Per quanto riguarda l’inadempimento, la Corte d’appello ha affermato che l’inesistenza delle condizioni per il conseguimento del permesso di abitabilità, in una situazione caratterizzata da una grave ed insanabile violazione urbanistica, integra la fattispecie della consegna di aliud pro alio, con la possibilità di promuovere l’azione contrattuale di risoluzione per inadempimento ai sensi degli artt. 1453 e segg. c.c. ed il relativo termine lungo di prescrizione. La decisione sul punto si presenta corretta, considerato che la mancanza del permesso di abitabilità correlato alla illegittimità della licenza edilizia, annullata ancor prima della pattuizione sulle modalità di pagamento del saldo del prezzo, non costituisce mero difetto di qualità, ma mancanza di un elemento essenziale dell’immobile destinato ad abitazione, che lo caratterizza – come in precedenza s’è detto – in relazione alla sua capacità di assolvere ad una determinata funzione economico-sociale e quindi di soddisfare i concreti bisogni che hanno indotto il compratore all’acquisto. Come questa Corte Suprema ha già avuto modo di affermare (e tale giurisprudenza si condivide e qui si conferma) nella compravendita di case di abitazioni deve intendersi come implicito il requisito dell’abitabilità legale conseguente al rilascio della relativa licenza comunale quale elemento integrativo dell’identità dell’immobile – a meno che il contrario non sia stato espressamente convenuto tra le parti – di guisa che la mancanza del permesso di abitabilità non per colpevole inerzia della pubblica amministrazione ma in dipendenza del fatto che la costruzione sia stata eseguita in violazione delle norme di edilizia o di igiene, integra la prestazione di aliud pro alio che abilita il compratore a chiedere la risoluzione del contratto a norma degli artt. 1453, 1476 e 1477 c.c. essendo la cosa venduta del tutto inidonea ad assolvere alla sua destinazione economico-sociale e quindi a soddisfare in concreto le esigenze che determinarono il compratore a contrarre (Cass. 5 novembre 1990 n. 10616, Cass. 20 dicembre 1985 n. 6542, Cass. 20 aprile 1973 n. 1141).

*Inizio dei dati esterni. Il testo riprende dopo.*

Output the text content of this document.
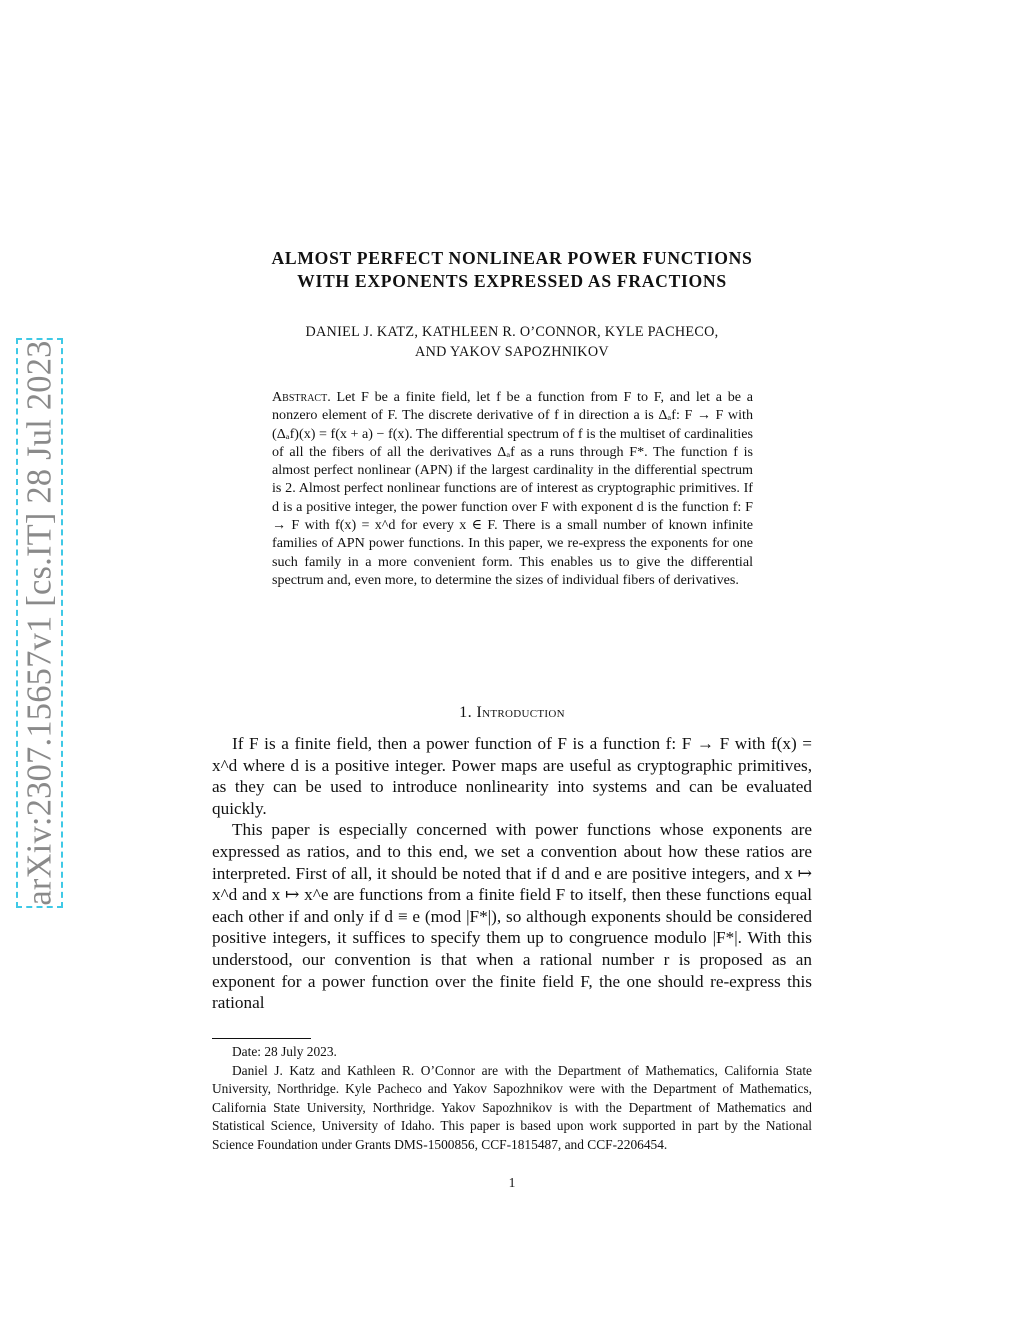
arXiv:2307.15657v1 [cs.IT] 28 Jul 2023
ALMOST PERFECT NONLINEAR POWER FUNCTIONS
WITH EXPONENTS EXPRESSED AS FRACTIONS
DANIEL J. KATZ, KATHLEEN R. O’CONNOR, KYLE PACHECO,
AND YAKOV SAPOZHNIKOV
Abstract. Let F be a finite field, let f be a function from F to F, and let a be a nonzero element of F. The discrete derivative of f in direction a is Δₐf: F → F with (Δₐf)(x) = f(x + a) − f(x). The differential spectrum of f is the multiset of cardinalities of all the fibers of all the derivatives Δₐf as a runs through F*. The function f is almost perfect nonlinear (APN) if the largest cardinality in the differential spectrum is 2. Almost perfect nonlinear functions are of interest as cryptographic primitives. If d is a positive integer, the power function over F with exponent d is the function f: F → F with f(x) = x^d for every x ∈ F. There is a small number of known infinite families of APN power functions. In this paper, we re-express the exponents for one such family in a more convenient form. This enables us to give the differential spectrum and, even more, to determine the sizes of individual fibers of derivatives.
1. Introduction

If F is a finite field, then a power function of F is a function f: F → F with f(x) = x^d where d is a positive integer. Power maps are useful as cryptographic primitives, as they can be used to introduce nonlinearity into systems and can be evaluated quickly.

This paper is especially concerned with power functions whose exponents are expressed as ratios, and to this end, we set a convention about how these ratios are interpreted. First of all, it should be noted that if d and e are positive integers, and x ↦ x^d and x ↦ x^e are functions from a finite field F to itself, then these functions equal each other if and only if d ≡ e (mod |F*|), so although exponents should be considered positive integers, it suffices to specify them up to congruence modulo |F*|. With this understood, our convention is that when a rational number r is proposed as an exponent for a power function over the finite field F, the one should re-express this rational

Date: 28 July 2023.

Daniel J. Katz and Kathleen R. O’Connor are with the Department of Mathematics, California State University, Northridge. Kyle Pacheco and Yakov Sapozhnikov were with the Department of Mathematics, California State University, Northridge. Yakov Sapozhnikov is with the Department of Mathematics and Statistical Science, University of Idaho. This paper is based upon work supported in part by the National Science Foundation under Grants DMS-1500856, CCF-1815487, and CCF-2206454.

1
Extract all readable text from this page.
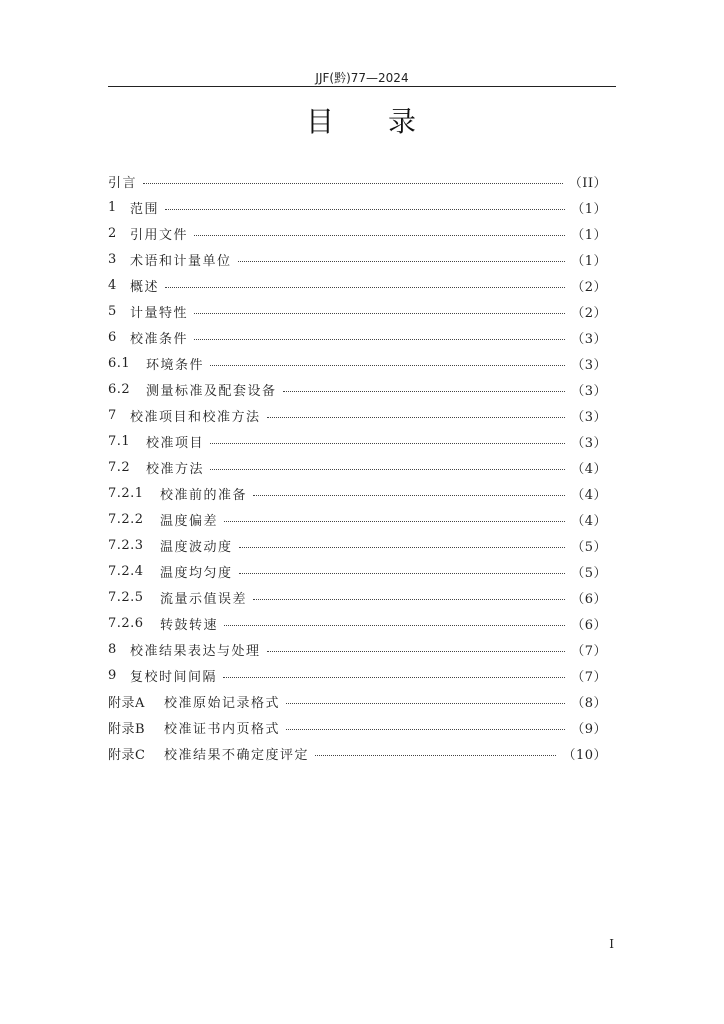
JJF(黔)77—2024
目 录
引言	（II）
1	范围	（1）
2	引用文件	（1）
3	术语和计量单位	（1）
4	概述	（2）
5	计量特性	（2）
6	校准条件	（3）
6.1	环境条件	（3）
6.2	测量标准及配套设备	（3）
7	校准项目和校准方法	（3）
7.1	校准项目	（3）
7.2	校准方法	（4）
7.2.1	校准前的准备	（4）
7.2.2	温度偏差	（4）
7.2.3	温度波动度	（5）
7.2.4	温度均匀度	（5）
7.2.5	流量示值误差	（6）
7.2.6	转鼓转速	（6）
8	校准结果表达与处理	（7）
9	复校时间间隔	（7）
附录A	校准原始记录格式	（8）
附录B	校准证书内页格式	（9）
附录C	校准结果不确定度评定	（10）
I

3. Col terzo motivo la ricorrente denunzia difetto di motivazione su un punto decisivo della controversia. Sostiene che la rivalutazione è stata riconosciuta e calcolata senza tener conto che dal 1976 i promissari ebbero il possesso dell’immobile, poi restituito nel 1983).

La censura va disattesa.

La Corte di merito ha espressamente preso in considerazione la doglianza di identico contenuto formulata con il secondo motivo di appello ed ha ritenuto che nessun collegamento esistesse tra la rivalutazione del credito per la restituzione della somma versata ed il godimento dell’immobile, affermando che per quest’ultimo alla società poteva competere una ragione di credito che però nel presente giudizio non era stata trasfusa in una domanda. La decisione si presenta corretta, considerata l’impossibilità d’una compensazione tra ragioni creditorie diverse in mancanza non solo di una domanda di ac

certamento ma anche delle altre condizioni di certezza, liquidità ed esigibilità richieste dalla legge. 4. Col quarto motivo la ricorrente denunzia difetto di motivazione su un punto decisivo della controversia. Afferma che la Corte ha confermato il rigetto della sua domanda riconvenzionale relativa ai danni subiti dall’immobile omettendo di valutare le prove o mal valutando le stesse.

La censura non merita accoglimento.

La Corte d’appello ha infatti desunto dalle concordi dichiarazioni di quattro testimoni che l’intero fabbricato era diventato praticamente inservibile a causa della totale mancanza di qualsiasi manutenzione, ed ha ritenuto che tale degrado non era dovuto a colpa dei promissari ma ad un comportamento direttamente imputabile alla società promittente, la quale avrebbe dovuto, per impegno assunto in contratto, assicurare la sua conservazione, essendosi essa riservata l’amministrazione condominiale fino ad un anno dopo il rilascio del permesso di abitabilità.

La decisione della Corte, correttamente motivata, si sottrae dunque alla censura contenuta in questo motivo di ricorso, il quale si risolve, per il resto, nell’inammissibile richiesta d’una nuova e più favorevole valutazione delle prove.